Short-term gold may find resistance to a move higher

Despite positive real economic news, especially out of China over the weekend, we maintain gold will push higher in Q4:10.

While the 10-year government bond yield in the US continues to move higher (from very low levels), the yield on the US inflation-linked government bond remains almost unchanged at around 1%, showing that the market expects real interest rates to remain low in the US. Low real interest rates are bullish gold.

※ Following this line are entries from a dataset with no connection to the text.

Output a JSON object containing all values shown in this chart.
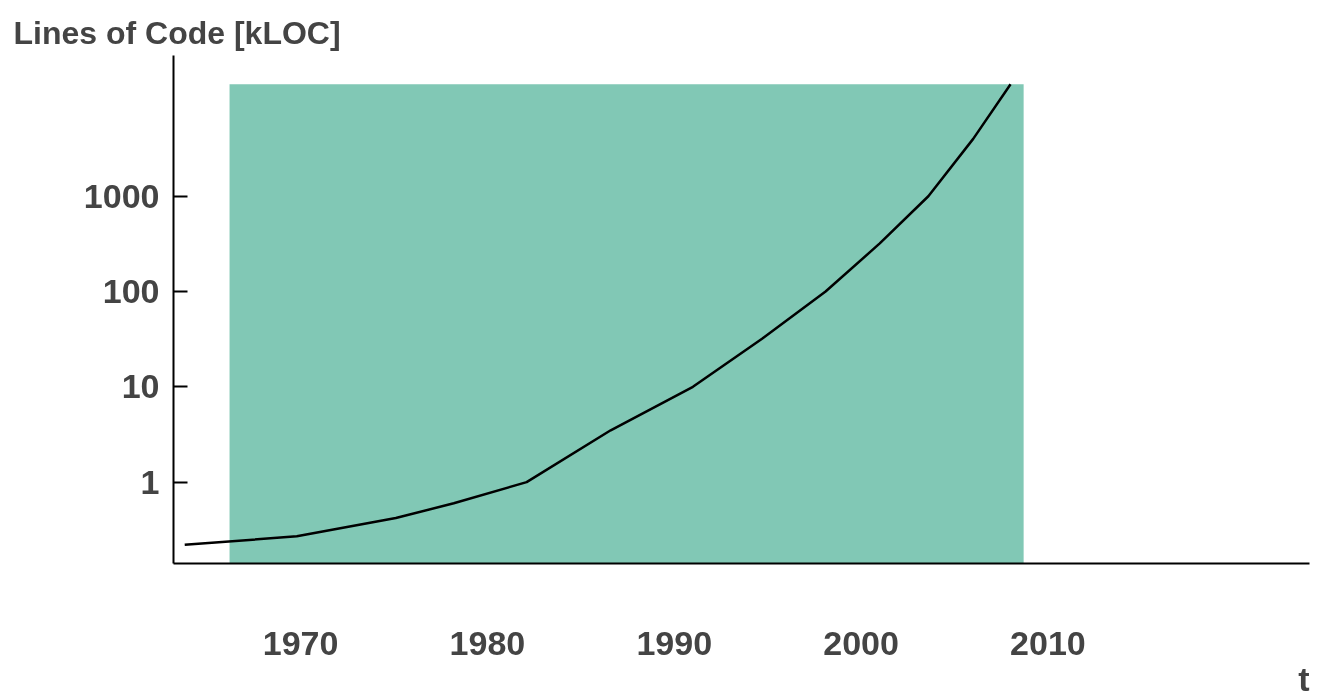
{
  "chart_data": {
    "type": "line",
    "xlabel": "t",
    "ylabel": "Lines of Code [kLOC]",
    "x": [
      1963.8,
      1969.8,
      1975.1,
      1978.2,
      1982.1,
      1986.6,
      1991.0,
      1994.7,
      1998.1,
      2001.0,
      2003.6,
      2006.0,
      2008.0
    ],
    "series": [
      {
        "color": "#000000",
        "values": [
          0.22,
          0.27,
          0.42,
          0.6,
          1,
          3.5,
          10,
          32,
          100,
          320,
          1000,
          4000,
          15000
        ]
      }
    ],
    "log": "y",
    "xlim": [
      1963.2,
      2024
    ],
    "ylim": [
      0.14,
      30000
    ],
    "xticks": [
      1970,
      1980,
      1990,
      2000,
      2010
    ],
    "yticks": [
      1,
      10,
      100,
      1000
    ],
    "bands": [
      {
        "axis": "x",
        "from": 1966.2,
        "to": 2008.7,
        "color": "#1a9a78"
      }
    ],
    "grid": false,
    "marker": "none",
    "line_style": "solid"
  }
}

The latest CFTC data indicates speculative interest is rising in precious metals. We noted in the Focus section that gold’s net speculative position is in line with the average level seen over the past two years when looking at the speculative length as a percentage of open interest (OI). Platinum doesn’t look overextended using this measure (although silver and palladium’s net
speculative positions are starting to look very high):

  • NYMEX Platinum’s net speculative length stands at 50% of OI, well below the highs of around 64% registered in May this year, and in line with the average of 49% over the past two years.
  • NYMEX Palladium’s net speculative length stands at 65% of OI. Palladium’s speculative length as percent of OI has not come down substantially since May and has hovered around these levels since the start of the year.
  • COMEX silver’s net speculative length stands at 28% of OI, well above the average of 21% of OI seen over the past 2 years. This is also not far off the highs of 30.8% reached in September last year.

However, as with gold we continue to see good physical demand for silver from both India and Asia. Short-term gold may find resistance to a move higher, especially on the back of positive data from China over the weekend. We see gold support at $1,242 and $1,240, with resistance at $1,260 and $1,265. We expect physical demand to provide additional support at the $1,230—$1,235 level.